Eagle hated the climb. It reminded him of the rope he couldn’t climb in ninth grade for his Presidential Merit certificate. Perfect academic scores hadn’t been enough. But maybe there had been a purpose to the requirement, because when he failed on his first attempt, Eagle worked out for six months, ate his first salads, and practiced technique until he could climb the rope in under thirty seconds and touch the ceiling of the high school gym.
Except that he did it alone, with no one to certify the effort. That’s when he realized he sought no approval but his own. He never climbed it in front of others, even when he “failed” during gym classes and some of his fellow students called him names.
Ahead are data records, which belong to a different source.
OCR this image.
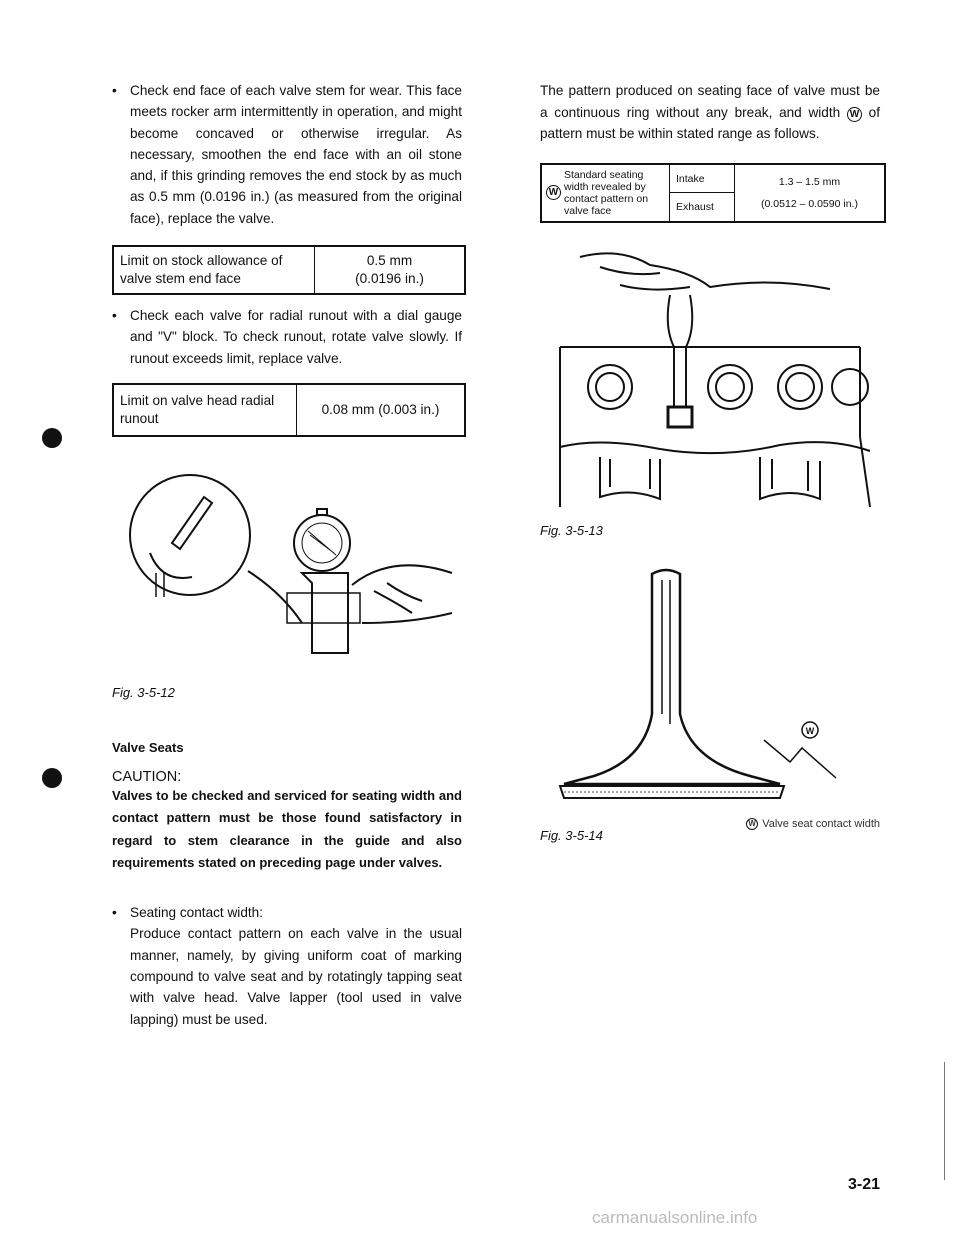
• Check end face of each valve stem for wear. This face meets rocker arm intermittently in operation, and might become concaved or otherwise irregular. As necessary, smoothen the end face with an oil stone and, if this grinding removes the end stock by as much as 0.5 mm (0.0196 in.) (as measured from the original face), replace the valve.

Limit on stock allowance of valve stem end face
0.5 mm
(0.0196 in.)

• Check each valve for radial runout with a dial gauge and "V" block. To check runout, rotate valve slowly. If runout exceeds limit, replace valve.

Limit on valve head radial runout
0.08 mm (0.003 in.)
Fig. 3-5-12
Valve Seats
CAUTION:

Valves to be checked and serviced for seating width and contact pattern must be those found satisfactory in regard to stem clearance in the guide and also requirements stated on preceding page under valves.

• Seating contact width:
Produce contact pattern on each valve in the usual manner, namely, by giving uniform coat of marking compound to valve seat and by rotatingly tapping seat with valve head. Valve lapper (tool used in valve lapping) must be used.

The pattern produced on seating face of valve must be a continuous ring without any break, and width W of pattern must be within stated range as follows.

W
Standard seating width revealed by contact pattern on valve face
Intake
Exhaust
1.3 – 1.5 mm
(0.0512 – 0.0590 in.)
Fig. 3-5-13
W
Fig. 3-5-14
W Valve seat contact width
3-21
carmanualsonline.info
He was content with his secret knowledge of his own achievement. It gave him a thrill he was sure Frasier, the Nightstalker shrink, could put some DSM-IV tag on, but Eagle had never shared that memory with Frasier, or anyone else.
Which was why he thought Mac and Kirk were a pair of idiots trying to outdo each other just because he was there, even though he was pointedly not watching. They were both expert climbers, the ones who Nada would turn to if he needed someone to “lead” the team up a tough pitch in case they had to take down some mad scientist who set up his lair at the top of, say, Mount Everest, or more likely, a volcano. Mad scientists always seemed to put their lairs in volcanoes in the movies. Particularly active ones, which just seemed dumb to Eagle. Still, Eagle smiled as he recalled Doctor Evil’s monologue about his childhood from his volcanic lair. Word for word it ran through his brain.